Don’t miss out on exercise benefits. Use these shortcuts to avoid overloading arthritic joints.
You might think that exercising would be harmful when you have osteoarthritis, a degenerative wearing away of cartilage in the joints. In reality, exercising is one of the most helpful strategies for living with the condition. “Arthritic joints like movement. The pain and stiffness tend to get better once you get going,” says Clare Safran-Norton, clinical supervisor of rehabilitation services at Harvard-affiliated Brigham and Women’s Hospital.
But because you have arthritis, you may need to exercise differently to avoid injury and pain.
HOW EXERCISE WORKS
There are several aspects of exercise that help you feel better when you have arthritis. One is repetitive motion. As you move your arms or legs back and forth, your body pumps a natural lubricant called synovial fluid into the joints. That’s the “grease” that makes it a little more comfortable to move.
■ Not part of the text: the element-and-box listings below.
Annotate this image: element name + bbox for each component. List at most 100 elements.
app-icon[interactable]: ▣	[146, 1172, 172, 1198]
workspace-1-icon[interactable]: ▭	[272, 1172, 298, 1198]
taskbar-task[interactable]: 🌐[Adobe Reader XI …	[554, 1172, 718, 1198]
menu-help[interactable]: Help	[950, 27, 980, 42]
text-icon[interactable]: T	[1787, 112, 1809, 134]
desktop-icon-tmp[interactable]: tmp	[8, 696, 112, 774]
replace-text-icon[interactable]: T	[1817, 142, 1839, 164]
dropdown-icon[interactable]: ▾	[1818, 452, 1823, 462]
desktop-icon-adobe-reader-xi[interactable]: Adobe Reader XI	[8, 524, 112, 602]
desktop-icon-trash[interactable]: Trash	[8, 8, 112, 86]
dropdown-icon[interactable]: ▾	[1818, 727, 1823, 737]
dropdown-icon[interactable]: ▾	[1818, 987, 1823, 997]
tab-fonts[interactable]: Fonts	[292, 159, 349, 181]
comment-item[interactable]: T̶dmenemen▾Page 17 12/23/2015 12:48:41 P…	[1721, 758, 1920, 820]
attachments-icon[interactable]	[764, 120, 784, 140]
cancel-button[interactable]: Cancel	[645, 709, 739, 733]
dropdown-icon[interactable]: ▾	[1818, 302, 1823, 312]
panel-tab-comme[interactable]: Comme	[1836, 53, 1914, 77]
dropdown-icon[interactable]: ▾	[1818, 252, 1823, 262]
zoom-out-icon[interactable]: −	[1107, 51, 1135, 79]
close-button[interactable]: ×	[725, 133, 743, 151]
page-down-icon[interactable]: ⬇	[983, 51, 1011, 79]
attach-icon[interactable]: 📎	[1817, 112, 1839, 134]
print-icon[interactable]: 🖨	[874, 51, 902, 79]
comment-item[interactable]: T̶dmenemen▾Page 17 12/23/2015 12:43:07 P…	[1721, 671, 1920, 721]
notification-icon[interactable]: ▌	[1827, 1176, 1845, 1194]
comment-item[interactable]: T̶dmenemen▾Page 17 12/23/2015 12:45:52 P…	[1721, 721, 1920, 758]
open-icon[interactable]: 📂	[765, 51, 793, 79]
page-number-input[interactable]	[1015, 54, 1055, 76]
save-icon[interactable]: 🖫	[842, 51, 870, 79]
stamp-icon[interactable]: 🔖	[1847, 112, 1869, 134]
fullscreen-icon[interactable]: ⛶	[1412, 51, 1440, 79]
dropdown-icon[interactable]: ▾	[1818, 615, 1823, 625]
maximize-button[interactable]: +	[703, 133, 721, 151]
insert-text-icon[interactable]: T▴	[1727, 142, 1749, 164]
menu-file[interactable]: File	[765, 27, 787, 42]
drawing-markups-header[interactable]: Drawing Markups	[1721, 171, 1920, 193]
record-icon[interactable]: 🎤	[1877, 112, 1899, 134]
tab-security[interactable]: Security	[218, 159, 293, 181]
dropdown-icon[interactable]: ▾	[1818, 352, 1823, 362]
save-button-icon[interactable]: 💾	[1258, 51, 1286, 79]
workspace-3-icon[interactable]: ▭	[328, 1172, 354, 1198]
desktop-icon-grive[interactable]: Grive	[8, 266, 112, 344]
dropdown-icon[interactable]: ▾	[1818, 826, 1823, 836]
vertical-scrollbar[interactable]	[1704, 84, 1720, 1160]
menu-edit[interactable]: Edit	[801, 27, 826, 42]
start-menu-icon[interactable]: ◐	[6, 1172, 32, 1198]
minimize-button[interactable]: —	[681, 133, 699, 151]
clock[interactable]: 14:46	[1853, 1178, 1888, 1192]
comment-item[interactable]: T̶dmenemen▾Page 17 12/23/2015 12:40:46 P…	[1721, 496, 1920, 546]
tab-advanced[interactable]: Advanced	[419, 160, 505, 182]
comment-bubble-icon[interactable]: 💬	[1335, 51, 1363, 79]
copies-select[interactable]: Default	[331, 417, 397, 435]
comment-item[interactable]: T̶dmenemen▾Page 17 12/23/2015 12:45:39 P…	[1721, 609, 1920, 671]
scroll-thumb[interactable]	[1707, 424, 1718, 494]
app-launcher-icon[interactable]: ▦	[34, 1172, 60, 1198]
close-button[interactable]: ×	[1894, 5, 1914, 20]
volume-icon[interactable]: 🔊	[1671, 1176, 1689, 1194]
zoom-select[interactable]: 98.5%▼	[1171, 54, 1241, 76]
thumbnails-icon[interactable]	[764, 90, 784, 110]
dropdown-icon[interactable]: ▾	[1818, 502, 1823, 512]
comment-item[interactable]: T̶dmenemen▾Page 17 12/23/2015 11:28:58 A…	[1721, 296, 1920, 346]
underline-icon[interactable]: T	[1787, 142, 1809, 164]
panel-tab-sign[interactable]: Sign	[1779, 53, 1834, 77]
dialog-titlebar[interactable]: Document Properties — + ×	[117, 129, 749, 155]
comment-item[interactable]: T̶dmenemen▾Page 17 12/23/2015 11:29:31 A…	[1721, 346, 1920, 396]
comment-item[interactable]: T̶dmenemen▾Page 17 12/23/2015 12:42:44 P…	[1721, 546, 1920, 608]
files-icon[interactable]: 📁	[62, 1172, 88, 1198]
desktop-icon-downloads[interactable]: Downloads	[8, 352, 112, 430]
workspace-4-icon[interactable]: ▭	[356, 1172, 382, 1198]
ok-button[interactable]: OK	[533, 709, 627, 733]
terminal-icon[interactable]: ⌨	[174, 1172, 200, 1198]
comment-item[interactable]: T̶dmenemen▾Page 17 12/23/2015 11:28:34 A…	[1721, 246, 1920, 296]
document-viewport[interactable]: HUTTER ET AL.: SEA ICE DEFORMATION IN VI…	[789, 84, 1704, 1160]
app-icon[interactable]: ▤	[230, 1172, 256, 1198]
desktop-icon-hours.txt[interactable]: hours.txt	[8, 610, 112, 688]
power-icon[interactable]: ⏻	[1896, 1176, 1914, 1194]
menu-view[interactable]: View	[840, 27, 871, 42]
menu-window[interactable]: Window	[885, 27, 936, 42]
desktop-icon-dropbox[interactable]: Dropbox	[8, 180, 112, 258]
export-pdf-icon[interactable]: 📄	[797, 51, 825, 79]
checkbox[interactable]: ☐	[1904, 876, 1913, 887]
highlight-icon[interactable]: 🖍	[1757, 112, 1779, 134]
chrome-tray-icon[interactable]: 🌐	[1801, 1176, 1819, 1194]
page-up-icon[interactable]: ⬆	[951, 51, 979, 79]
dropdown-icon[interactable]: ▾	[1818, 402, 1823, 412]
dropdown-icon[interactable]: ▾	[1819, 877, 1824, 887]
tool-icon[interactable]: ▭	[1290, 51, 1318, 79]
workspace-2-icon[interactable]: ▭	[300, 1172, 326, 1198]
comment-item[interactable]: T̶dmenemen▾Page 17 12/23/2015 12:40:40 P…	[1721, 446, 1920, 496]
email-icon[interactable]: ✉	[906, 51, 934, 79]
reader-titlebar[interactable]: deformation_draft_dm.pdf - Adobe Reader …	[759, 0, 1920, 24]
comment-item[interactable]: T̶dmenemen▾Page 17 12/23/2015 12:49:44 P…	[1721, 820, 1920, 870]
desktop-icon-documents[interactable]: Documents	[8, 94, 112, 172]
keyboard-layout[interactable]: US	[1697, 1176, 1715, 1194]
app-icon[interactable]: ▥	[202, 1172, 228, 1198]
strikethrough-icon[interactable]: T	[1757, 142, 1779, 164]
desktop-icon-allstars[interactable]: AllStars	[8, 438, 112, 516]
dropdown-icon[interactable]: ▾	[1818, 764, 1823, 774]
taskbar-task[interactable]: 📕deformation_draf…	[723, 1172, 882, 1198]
Another aspect is muscle strengthening. The stronger your muscles, the better they’re able to support your joints and absorb the pressure you place on them. That helps reduce arthritis pain.
As helpful as exercise is for osteoarthritic joints, it can also lead to injury if you’re not careful. For example:
- Lifting too much weight overhead can irritate arthritic shoulder joints or even lead to a tear in the rotator cuff (the group of tendons that helps you raise and rotate your arm).
- Running or walking aggressively on pavement places a lot of force on arthritic knees and hips, which may worsen pain.
- Doing deep squats increases pressure on arthritic knees, which can also make pain worse.
In addition, says Safran-Norton, “exercising with tight muscles may limit motion in your joints, which can create abnormal wear patterns on the joint surfaces and possibly lead to degenerative changes.”
You can avoid the risks by adapting exercise to your needs and making sure you don’t place excessive force on your joints. That may mean ditching high-impact classes that include a lot of jumping and opting for low-impact classes or trying a pool aerobics class. “The water makes your body more buoyant, and the warmth of the water may make your muscles relax so that you can move with greater ease,” Safran-Norton explains.
Other good class choices are tai chi and yoga, both of which involve movements that gently stretch and strengthen your muscles.
At the gym, Safran-Norton suggests using a stationary bicycle or elliptical machine for low-impact aerobic conditioning. When using dumbbells or using weight machines, try lighter weights with more repetitions.
You can also modify body-weight exercises. For example, modify push-ups by leaning against the wall instead of doing them on the floor. Modify squats by lowering your body only slightly (see “Move of the month”).
Move of the month: Squat
Movement: Modify a squat by standing up straight with your feet hip-width apart, hinging forward at your hips, and bending your knees to lower your buttocks only six inches. Place your hands on your thighs for support. Return to the starting position. Repeat 10 times.
Safran-Norton advises warming up the muscles before exercising. Try a few minutes of marching in place, and then static (30-second) stretches of the shoulder, arm, hip, and leg muscles. (People who do not have arthritis are advised to stretch after working out.)
When strengthening muscles, pay special attention to the ones that support your arthritic joints. If you have knee arthritis, Safran-Norton recommends that you focus on the quadriceps (in the fronts of the thighs), the hamstrings (in the backs of the thighs), and the gluteal muscles (in the buttocks). For hip arthritis, she recommends strengthening those same muscle groups as well as the stomach muscles.
Start slowly for each workout session; don’t push your body if an exercise is painful; and cut back on activity if your joints become warm, red, or painful. But don’t forgo exercise and lose out on its benefits.